Directed Questioning is useful for those who already have a topic that interests them but they are not quite sure where to start. This method will help narrow your broad idea. For example, you know you want to talk about Walt Disney, but what exactly do you want to focus on?
These questions may help you find the answer:
- What is my purpose in writing about this topic?
- If you were writing about Walt Disney, do you want to tell everyone about his career in animation? How about his childhood? Or his life during World War II? How about his political leanings? Maybe you just want to talk about Disney World instead.
- Who is my audience and why would they care about my topic?
- What can you say about the topic that would be relevant and interesting to the people you are writing for? What will your audience take away from your paper?
- Then ask yourself these questions:
- Who, what, when, where, how, why?
- Can I argue for or against the topic?
- What ideas are associated with the topic?
Free-writing is what it sounds like; it is a strategy that is used to get everything out of your mind and on to the paper--- not prettily, either. You do not need to worry about punctuation, correct grammar usage, word choice, etc. What you should worry about for the ten to fifteen minute period is just writing anything that comes to your head. Sometimes, asking a friend to write down your ideas as you brainstorm out loud can be beneficial.

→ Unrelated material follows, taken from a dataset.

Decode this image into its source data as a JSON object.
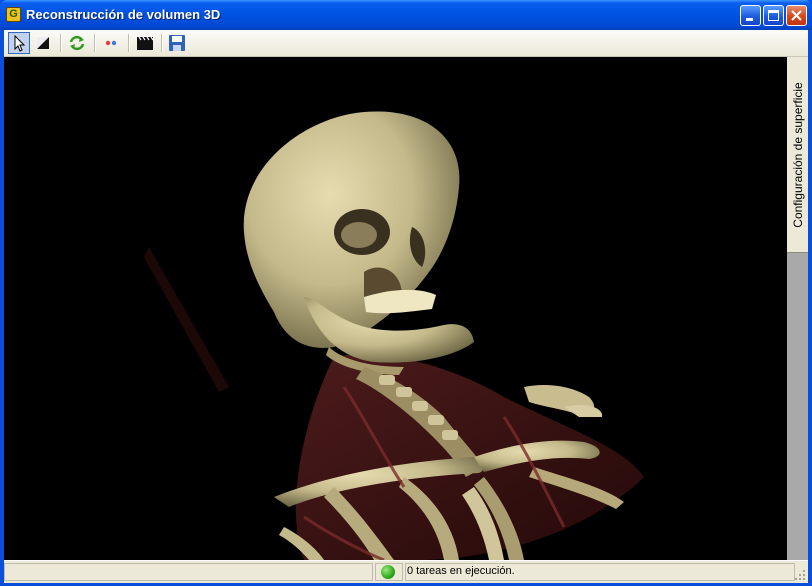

Free-writing can help if you have no idea what to begin writing about. Write down your thoughts about whatever comes to your mind and then choose an idea that you came up with. Next, maybe you will pick one of those ideas and free-write about the specifics of that idea.
Gather as much information as you can and talk to your audience. What would they find interesting? What do YOU think they would find interesting? What grabs and holds YOUR attention? Jot down everything that comes to mind. Don't be afraid of throwing stuff out later; just gather what you can to get ideas.
Next, tell your idea to someone in a few sentences to make sure it makes sense and maybe gather some ideas from them.
Make an outline of some sort to show the flow of ideas. Write the first draft from there.